I am not sure where this can be prominently stated best, but we should make sure this is visible to users which have the above mentioned PVC configuration.

--- Additional comment from jamo luhrsen on 2021-02-12 16:20:48 UTC ---

(In reply to Sergiusz Urbaniak from comment #11)
> To summarize:
> 
> - there is no concrete defect or memory leak in Prometheus, hence lowering
> severity to medium and setting blocker-
> - the 8gb limit is new to us, is there any OEP that we missed or support
> documentation that specifies this upper bound of memory?
> - we do have a performance optimization epic, but it is deprioritized in
> favor of suporint OSD/layered service use cases and single node
> - feel free to escalate to PM and/or mgmt if you feel this needs very urgent
> attention
> 
> But to summarize short-term we advise to raise resources for those CI
> machines.

I couldn't quickly find the 4.6 docs that indicate the min requirement
is 8GB for nodes, but it's here for v3:
https://docs.openshift.com/container-platform/3.10/install/prerequisites.html#:~:text=Therefore%2C%20the%20recommended%20size%20of,and%2019%20GB%20of%20RAM.

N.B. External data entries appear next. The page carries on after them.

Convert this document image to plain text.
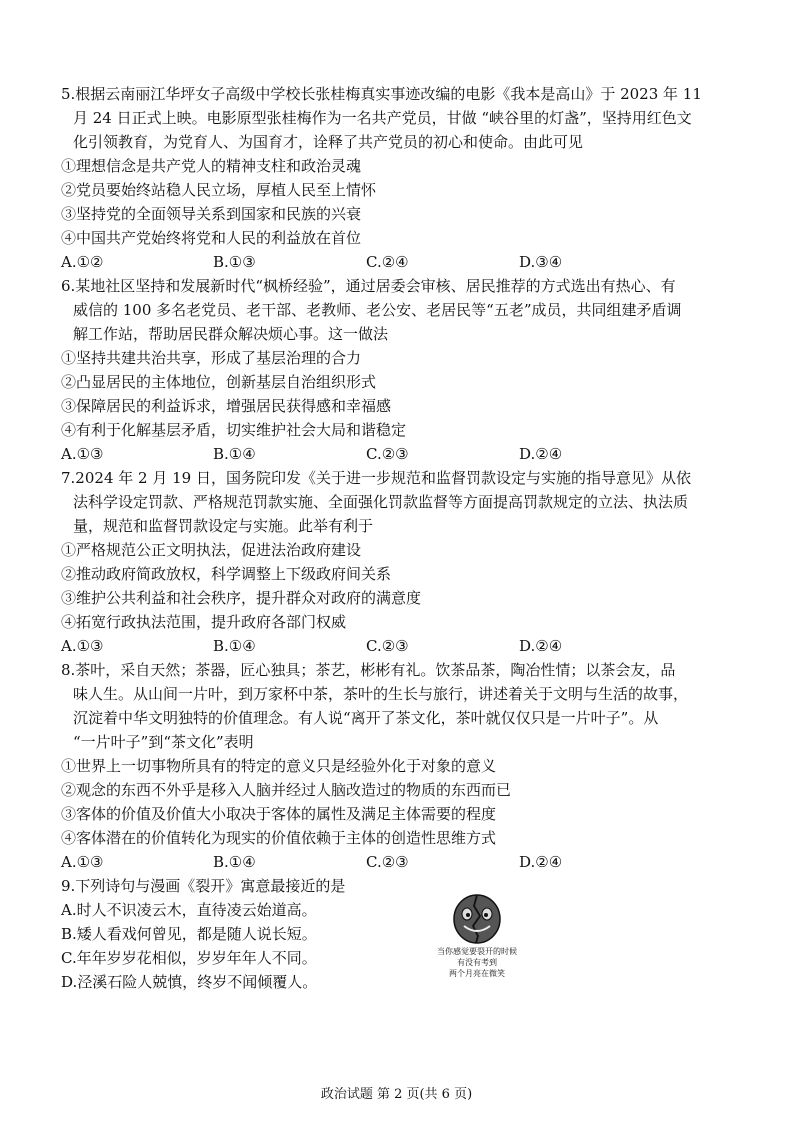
5.根据云南丽江华坪女子高级中学校长张桂梅真实事迹改编的电影《我本是高山》于 2023 年 11
月 24 日正式上映。电影原型张桂梅作为一名共产党员，甘做 “峡谷里的灯盏”，坚持用红色文
化引领教育，为党育人、为国育才，诠释了共产党员的初心和使命。由此可见

①理想信念是共产党人的精神支柱和政治灵魂

②党员要始终站稳人民立场，厚植人民至上情怀

③坚持党的全面领导关系到国家和民族的兴衰

④中国共产党始终将党和人民的利益放在首位

A.①②	B.①③	C.②④	D.③④

6.某地社区坚持和发展新时代“枫桥经验”，通过居委会审核、居民推荐的方式选出有热心、有
威信的 100 多名老党员、老干部、老教师、老公安、老居民等“五老”成员，共同组建矛盾调
解工作站，帮助居民群众解决烦心事。这一做法

①坚持共建共治共享，形成了基层治理的合力

②凸显居民的主体地位，创新基层自治组织形式

③保障居民的利益诉求，增强居民获得感和幸福感

④有利于化解基层矛盾，切实维护社会大局和谐稳定

A.①③	B.①④	C.②③	D.②④

7.2024 年 2 月 19 日，国务院印发《关于进一步规范和监督罚款设定与实施的指导意见》从依
法科学设定罚款、严格规范罚款实施、全面强化罚款监督等方面提高罚款规定的立法、执法质
量，规范和监督罚款设定与实施。此举有利于

①严格规范公正文明执法，促进法治政府建设

②推动政府简政放权，科学调整上下级政府间关系

③维护公共利益和社会秩序，提升群众对政府的满意度

④拓宽行政执法范围，提升政府各部门权威

A.①③	B.①④	C.②③	D.②④

8.茶叶，采自天然；茶器，匠心独具；茶艺，彬彬有礼。饮茶品茶，陶冶性情；以茶会友，品
味人生。从山间一片叶，到万家杯中茶，茶叶的生长与旅行，讲述着关于文明与生活的故事，
沉淀着中华文明独特的价值理念。有人说“离开了茶文化，茶叶就仅仅只是一片叶子”。从
“一片叶子”到“茶文化”表明

①世界上一切事物所具有的特定的意义只是经验外化于对象的意义

②观念的东西不外乎是移入人脑并经过人脑改造过的物质的东西而已

③客体的价值及价值大小取决于客体的属性及满足主体需要的程度

④客体潜在的价值转化为现实的价值依赖于主体的创造性思维方式

A.①③	B.①④	C.②③	D.②④

9.下列诗句与漫画《裂开》寓意最接近的是

A.时人不识凌云木，直待凌云始道高。

B.矮人看戏何曾见，都是随人说长短。

C.年年岁岁花相似，岁岁年年人不同。

D.泾溪石险人兢慎，终岁不闻倾覆人。

当你感觉要裂开的时候
有没有考到
两个月亮在微笑
政治试题 第 2 页(共 6 页)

if that's what we advertise, then I prefer that our non-stress/perf/scale CI
environments run on that min setup (at least some of them) so that we can
catch these types of issues before we learn about them from customers.
Maybe the answer is that our min requirement is no longer 8GB?

--- Additional comment from Simon Pasquier on 2021-02-15 09:32:14 UTC ---

I've downloaded the prometheus data from and replayed it on my local machine with GODEBUG=madvdontneed=1 (which should be the default for 4.7) to see if the WAL replay led to a memory spike that would explain the process being OOM killed.

The graph shows that after the WAL replay, the process uses about 3.2GB of memory. After 2 minutes (e.g. forced garbage collection), the in-use heap memory goes below 2GB which is expected since Prometheus doesn't scrape any targets. We can see that the OS slowly reclaims the unused memory from the process and after a few minutes, the RSS memory and heap size values get close to each other.
On a real cluster being upgraded, the process memory would continue to rise after the WAL replay because Prometheus would start scraping targets. However the garbage collection should kick in and reclaim the memory consumed during the WAL replay, keeping memory usage to a minimum.

--- Additional comment from Sergiusz Urbaniak on 2021-02-15 11:14:32 UTC ---

The general consensus is that we work on engineering side to alleviate the problem, but documentation would certainly help in the meantime.

--- Additional comment from Jeremy Eder on 2021-02-16 13:55:27 UTC ---

I believe the "bug" here is the fact that we don't default to PVC enabled for the monitoring operator.

--- Additional comment from Simon Pasquier on 2021-02-23 14:09:06 UTC ---

Changing target release to 4.8.0 since 4.7.0 is (almost) out. I'll clone the bug against 4.7.z.